Rentetan Kekerasan Usai Artikel Terbit
Berdasarkan pengakuan penulis, insiden pertama terjadi ketika ia hendak mengantar anaknya ke sekolah.
Dua pria berhelm tertutup menyenggol dan mendorongnya hingga jatuh.
Tak lama berselang, penyerangan kedua terjadi—kali ini pelaku juga mengendarai sepeda motor dan kembali menjatuhkannya sebelum kabur.
Kedua kejadian itu membuat penulis trauma dan merasa keselamatannya terancam.
Redaksi Detikcom Cabut Artikel

Penulis langsung meminta redaksi detikcom menghapus opininya setelah mengalami kekerasan tersebut.
Redaksi detikcom menunda mengabulkan permintaan itu karena mereka mensyaratkan rekomendasi resmi dari Dewan Pers sebelum mencabut opini tersebut.
Redaksi kemudian menyarankan penulis agar membuat pengaduan ke Dewan Pers.
Penulis mengajukan permintaan penghapusan artikel, kemudian detikcom segera menghapus seluruh isi artikel dan mengganti judulnya menjadi ‘Tulisan Ini Dicabut’ walau surat rekomendasi dari lembaga terkait belum keluar.
Di halaman yang sama, redaksi langsung menyisipkan klarifikasi yang menyatakan bahwa penulis sendiri yang meminta penghapusan artikel tersebut.

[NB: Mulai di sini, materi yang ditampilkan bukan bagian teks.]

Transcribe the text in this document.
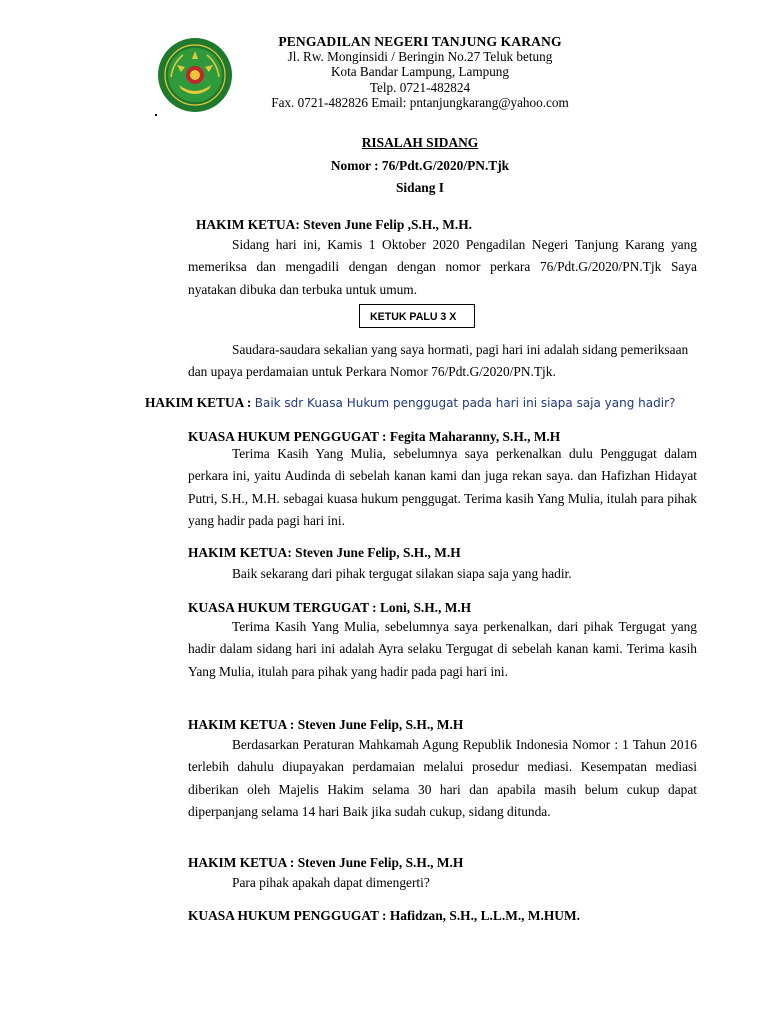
PENGADILAN NEGERI TANJUNG KARANG
Jl. Rw. Monginsidi / Beringin No.27 Teluk betung
Kota Bandar Lampung, Lampung
Telp. 0721-482824
Fax. 0721-482826 Email: pntanjungkarang@yahoo.com
RISALAH SIDANG
Nomor : 76/Pdt.G/2020/PN.Tjk
Sidang I
HAKIM KETUA: Steven June Felip ,S.H., M.H.

Sidang hari ini, Kamis 1 Oktober 2020 Pengadilan Negeri Tanjung Karang yang memeriksa dan mengadili dengan dengan nomor perkara 76/Pdt.G/2020/PN.Tjk Saya nyatakan dibuka dan terbuka untuk umum.

KETUK PALU 3 X

Saudara-saudara sekalian yang saya hormati, pagi hari ini adalah sidang pemeriksaan dan upaya perdamaian untuk Perkara Nomor 76/Pdt.G/2020/PN.Tjk.

HAKIM KETUA : Baik sdr Kuasa Hukum penggugat pada hari ini siapa saja yang hadir?
KUASA HUKUM PENGGUGAT : Fegita Maharanny, S.H., M.H

Terima Kasih Yang Mulia, sebelumnya saya perkenalkan dulu Penggugat dalam perkara ini, yaitu Audinda di sebelah kanan kami dan juga rekan saya. dan Hafizhan Hidayat Putri, S.H., M.H. sebagai kuasa hukum penggugat. Terima kasih Yang Mulia, itulah para pihak yang hadir pada pagi hari ini.

HAKIM KETUA: Steven June Felip, S.H., M.H

Baik sekarang dari pihak tergugat silakan siapa saja yang hadir.

KUASA HUKUM TERGUGAT : Loni, S.H., M.H

Terima Kasih Yang Mulia, sebelumnya saya perkenalkan, dari pihak Tergugat yang hadir dalam sidang hari ini adalah Ayra selaku Tergugat di sebelah kanan kami. Terima kasih Yang Mulia, itulah para pihak yang hadir pada pagi hari ini.

HAKIM KETUA : Steven June Felip, S.H., M.H

Berdasarkan Peraturan Mahkamah Agung Republik Indonesia Nomor : 1 Tahun 2016 terlebih dahulu diupayakan perdamaian melalui prosedur mediasi. Kesempatan mediasi diberikan oleh Majelis Hakim selama 30 hari dan apabila masih belum cukup dapat diperpanjang selama 14 hari Baik jika sudah cukup, sidang ditunda.

HAKIM KETUA : Steven June Felip, S.H., M.H

Para pihak apakah dapat dimengerti?

KUASA HUKUM PENGGUGAT : Hafidzan, S.H., L.L.M., M.HUM.
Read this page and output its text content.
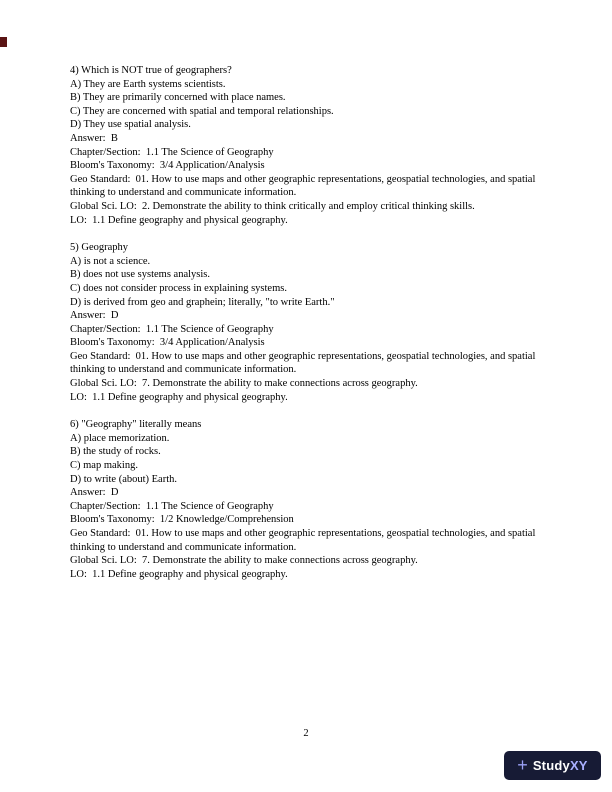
4) Which is NOT true of geographers?
A) They are Earth systems scientists.
B) They are primarily concerned with place names.
C) They are concerned with spatial and temporal relationships.
D) They use spatial analysis.
Answer:  B
Chapter/Section:  1.1 The Science of Geography
Bloom's Taxonomy:  3/4 Application/Analysis
Geo Standard:  01. How to use maps and other geographic representations, geospatial technologies, and spatial thinking to understand and communicate information.
Global Sci. LO:  2. Demonstrate the ability to think critically and employ critical thinking skills.
LO:  1.1 Define geography and physical geography.
5) Geography
A) is not a science.
B) does not use systems analysis.
C) does not consider process in explaining systems.
D) is derived from geo and graphein; literally, "to write Earth."
Answer:  D
Chapter/Section:  1.1 The Science of Geography
Bloom's Taxonomy:  3/4 Application/Analysis
Geo Standard:  01. How to use maps and other geographic representations, geospatial technologies, and spatial thinking to understand and communicate information.
Global Sci. LO:  7. Demonstrate the ability to make connections across geography.
LO:  1.1 Define geography and physical geography.
6) "Geography" literally means
A) place memorization.
B) the study of rocks.
C) map making.
D) to write (about) Earth.
Answer:  D
Chapter/Section:  1.1 The Science of Geography
Bloom's Taxonomy:  1/2 Knowledge/Comprehension
Geo Standard:  01. How to use maps and other geographic representations, geospatial technologies, and spatial thinking to understand and communicate information.
Global Sci. LO:  7. Demonstrate the ability to make connections across geography.
LO:  1.1 Define geography and physical geography.
2
+ Study XY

Redaksi menjelaskan bahwa mereka menghapus tulisan opini tersebut karena penulis secara langsung meminta penghapusan, bukan karena rekomendasi dari Dewan Pers.
Redaksi juga menegaskan bahwa alasan keselamatan berasal dari pernyataan penulis sendiri.
Berdasarkan informasi yang Redaksi Nusantara Media peroleh dari Tempo, redaksi Tempo telah menghubungi Editor detikcom, Sudrajat, pada Jumat, 23 Mei 2025.
Dalam komunikasi tersebut, Ajat menjelaskan peristiwa yang terjadi, namun tidak mengizinkan pernyataannya untuk dikutip demi menjaga privasi.
Dewan Pers: Belum Keluarkan Rekomendasi
Ketua Dewan Pers, Komaruddin Hidayat, menyatakan bahwa pihaknya belum mengeluarkan rekomendasi kepada detikcom untuk menarik artikel tersebut.
“Dewan Pers belum memberikan rekomendasi, saran, ataupun permintaan kepada redaksi detikcom untuk mencabut artikel opini tersebut,” kata Komaruddin Hidayat dalam keterangan tertulis pada Sabtu, 24 Mei 2025.
Ia juga menyampaikan bahwa lembaganya telah menerima laporan resmi dari penulis dan saat ini sedang dalam proses verifikasi serta kajian lebih lanjut.
Komaruddin menegaskan bahwa redaksi media berhak melakukan koreksi atau mencabut artikel. Namun, redaksi tetap harus berpegang pada prinsip akurasi, keberimbangan, dan Kode Etik Jurnalistik (KEJ).
Namun, ia menekankan pentingnya keterbukaan informasi kepada publik.
Ia juga menegaskan bahwa media harus secara jelas menjelaskan pencabutan berita kepada publik. Penjelasan itu penting agar media tidak memicu spekulasi dan tetap mempertahankan kepercayaan masyarakat.
Komaruddin juga menyayangkan adanya dugaan intimidasi terhadap penulis. Ia menyerukan semua pihak untuk menjaga ruang demokrasi dan menghormati suara kritis warga negara, termasuk dari kalangan mahasiswa.